The term of art here (as used in patent law, for instance) would be "person having ordinary skill in the art". Something like that (if you don't encrypt something in a network protocol, it can be sniffed) is "obvious to a person having ordinary skill in the art".

But yeah, that does make it difficult to cite sources for them. And in particular, it's difficult to throw the book at someone who doesn't take those things as obvious when there's no such book.

Another "obvious" thing that I don't know a citation for: it's impossible to store a piece of information in a binary such that it cannot be read by a person who has a copy of that binary. (Practical corollary: there's no such thing as a piece of information that's too secret to include in an Open Source driver, but that can be included in a binary driver.)

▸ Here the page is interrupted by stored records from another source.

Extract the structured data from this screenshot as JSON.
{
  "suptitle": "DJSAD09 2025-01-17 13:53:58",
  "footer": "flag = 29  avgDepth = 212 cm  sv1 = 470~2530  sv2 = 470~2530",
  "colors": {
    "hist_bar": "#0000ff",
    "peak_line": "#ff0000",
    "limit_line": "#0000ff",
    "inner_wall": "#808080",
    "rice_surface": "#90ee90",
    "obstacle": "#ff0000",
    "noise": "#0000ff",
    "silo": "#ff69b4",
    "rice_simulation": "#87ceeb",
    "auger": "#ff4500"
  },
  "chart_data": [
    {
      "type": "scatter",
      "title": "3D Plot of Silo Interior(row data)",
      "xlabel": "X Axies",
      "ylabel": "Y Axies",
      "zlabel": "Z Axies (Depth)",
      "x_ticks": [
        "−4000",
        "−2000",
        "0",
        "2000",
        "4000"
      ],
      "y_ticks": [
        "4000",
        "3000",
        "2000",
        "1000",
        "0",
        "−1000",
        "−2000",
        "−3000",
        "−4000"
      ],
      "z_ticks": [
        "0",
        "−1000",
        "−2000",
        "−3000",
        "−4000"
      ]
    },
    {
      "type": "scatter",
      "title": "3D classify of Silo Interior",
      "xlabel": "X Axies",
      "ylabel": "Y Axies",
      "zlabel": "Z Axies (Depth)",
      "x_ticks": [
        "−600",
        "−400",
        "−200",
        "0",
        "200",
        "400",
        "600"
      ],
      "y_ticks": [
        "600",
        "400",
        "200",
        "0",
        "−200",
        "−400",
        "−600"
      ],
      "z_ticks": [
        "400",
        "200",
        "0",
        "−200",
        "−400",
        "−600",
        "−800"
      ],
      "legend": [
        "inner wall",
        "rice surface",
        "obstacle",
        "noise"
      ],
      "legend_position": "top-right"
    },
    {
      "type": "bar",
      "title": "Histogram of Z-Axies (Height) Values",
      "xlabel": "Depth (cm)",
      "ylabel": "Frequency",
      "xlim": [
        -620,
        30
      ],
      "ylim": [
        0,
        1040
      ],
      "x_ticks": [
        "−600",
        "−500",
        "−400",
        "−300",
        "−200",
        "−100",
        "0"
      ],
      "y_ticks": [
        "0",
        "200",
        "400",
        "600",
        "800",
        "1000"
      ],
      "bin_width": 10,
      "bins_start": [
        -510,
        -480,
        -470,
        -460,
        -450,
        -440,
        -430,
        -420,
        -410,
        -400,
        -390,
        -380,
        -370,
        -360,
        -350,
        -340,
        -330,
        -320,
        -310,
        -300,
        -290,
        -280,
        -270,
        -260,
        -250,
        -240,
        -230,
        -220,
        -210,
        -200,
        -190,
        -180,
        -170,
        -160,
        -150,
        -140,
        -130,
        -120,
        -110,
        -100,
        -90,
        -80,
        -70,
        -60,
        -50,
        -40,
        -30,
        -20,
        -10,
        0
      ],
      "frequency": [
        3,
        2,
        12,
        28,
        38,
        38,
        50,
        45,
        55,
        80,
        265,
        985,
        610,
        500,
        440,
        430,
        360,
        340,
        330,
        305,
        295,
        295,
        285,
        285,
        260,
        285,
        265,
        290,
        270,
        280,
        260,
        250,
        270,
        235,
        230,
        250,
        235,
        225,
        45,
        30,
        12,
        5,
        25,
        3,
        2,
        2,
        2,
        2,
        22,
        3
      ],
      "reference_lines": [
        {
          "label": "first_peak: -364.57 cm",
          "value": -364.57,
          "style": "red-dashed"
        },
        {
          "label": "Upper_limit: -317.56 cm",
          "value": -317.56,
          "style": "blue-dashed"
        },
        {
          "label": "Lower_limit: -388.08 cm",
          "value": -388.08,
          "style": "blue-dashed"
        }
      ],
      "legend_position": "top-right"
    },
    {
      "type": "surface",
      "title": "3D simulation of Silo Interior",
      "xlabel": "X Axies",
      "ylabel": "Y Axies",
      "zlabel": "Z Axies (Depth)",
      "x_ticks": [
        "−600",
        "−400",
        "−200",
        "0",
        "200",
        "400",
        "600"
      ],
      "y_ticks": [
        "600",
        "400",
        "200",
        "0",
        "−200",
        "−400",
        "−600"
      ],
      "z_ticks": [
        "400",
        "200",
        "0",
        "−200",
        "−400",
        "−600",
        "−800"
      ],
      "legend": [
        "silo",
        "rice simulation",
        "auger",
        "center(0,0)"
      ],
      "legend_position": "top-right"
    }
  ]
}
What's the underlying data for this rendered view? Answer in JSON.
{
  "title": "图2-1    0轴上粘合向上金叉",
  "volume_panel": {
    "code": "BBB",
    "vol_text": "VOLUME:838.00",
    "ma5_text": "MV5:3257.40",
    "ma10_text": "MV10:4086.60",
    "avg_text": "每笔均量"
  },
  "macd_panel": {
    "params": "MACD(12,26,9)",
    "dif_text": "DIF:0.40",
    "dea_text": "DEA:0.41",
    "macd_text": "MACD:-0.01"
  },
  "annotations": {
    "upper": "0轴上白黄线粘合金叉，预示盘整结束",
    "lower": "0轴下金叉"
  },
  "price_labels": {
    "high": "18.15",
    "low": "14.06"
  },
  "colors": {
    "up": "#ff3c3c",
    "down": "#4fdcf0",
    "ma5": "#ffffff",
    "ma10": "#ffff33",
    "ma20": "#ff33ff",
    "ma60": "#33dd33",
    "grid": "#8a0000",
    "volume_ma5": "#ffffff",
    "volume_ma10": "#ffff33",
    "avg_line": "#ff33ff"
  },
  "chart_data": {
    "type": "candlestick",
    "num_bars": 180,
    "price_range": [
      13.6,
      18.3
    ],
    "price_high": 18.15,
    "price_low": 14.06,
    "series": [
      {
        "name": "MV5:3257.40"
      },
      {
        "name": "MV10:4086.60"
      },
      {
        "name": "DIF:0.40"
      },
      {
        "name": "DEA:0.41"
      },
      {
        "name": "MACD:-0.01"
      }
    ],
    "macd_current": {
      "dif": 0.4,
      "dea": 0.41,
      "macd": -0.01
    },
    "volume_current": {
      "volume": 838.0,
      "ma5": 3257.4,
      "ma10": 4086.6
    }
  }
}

Patent cases are definitely going to include expert testimony on what someone with ordinary skill in the art knows or believes, but other kinds of court cases (or types of participation in a case) don't always have a simple opportunity to introduce expert testimony -- like writing an amicus brief.

So it would be pretty awesome to have the Book of Tacit Computing Knowledge somewhere.


Polite spelling correction: "tacit", not "tactic".


Thank you, that was simply a muscle memory problem.


I don't know of such a book that's targeted to experts, but you can get a good idea of those things by skimming the first 2 or 3 chapters of Zed's [Learn Python the Hard Way](http://learnpythonthehardway.org/book/ex0.html), and Appendix A.


I was recently working on a case and I need a definition of software library. Couldn't find one anywhere. So many of the basics of programming are undefined it makes arguing about programming incredibly difficult -- see every discussion of what a functional language is or strong vs weak typing.


Wikipedia has an article on libraries, which includes the following definition:

"In computer science, a library is a collection of implementations of behavior, written in terms of a language, that has a well-defined interface by which the behavior is invoked."

https://en.wikipedia.org/wiki/Library_%28computing%29


> things that experts know about computing that they don't remember learning?

After a certain point, you can learn a lot about something by teaching it, because doing so forces you to re-evaluate things which you've internalized and forgotten.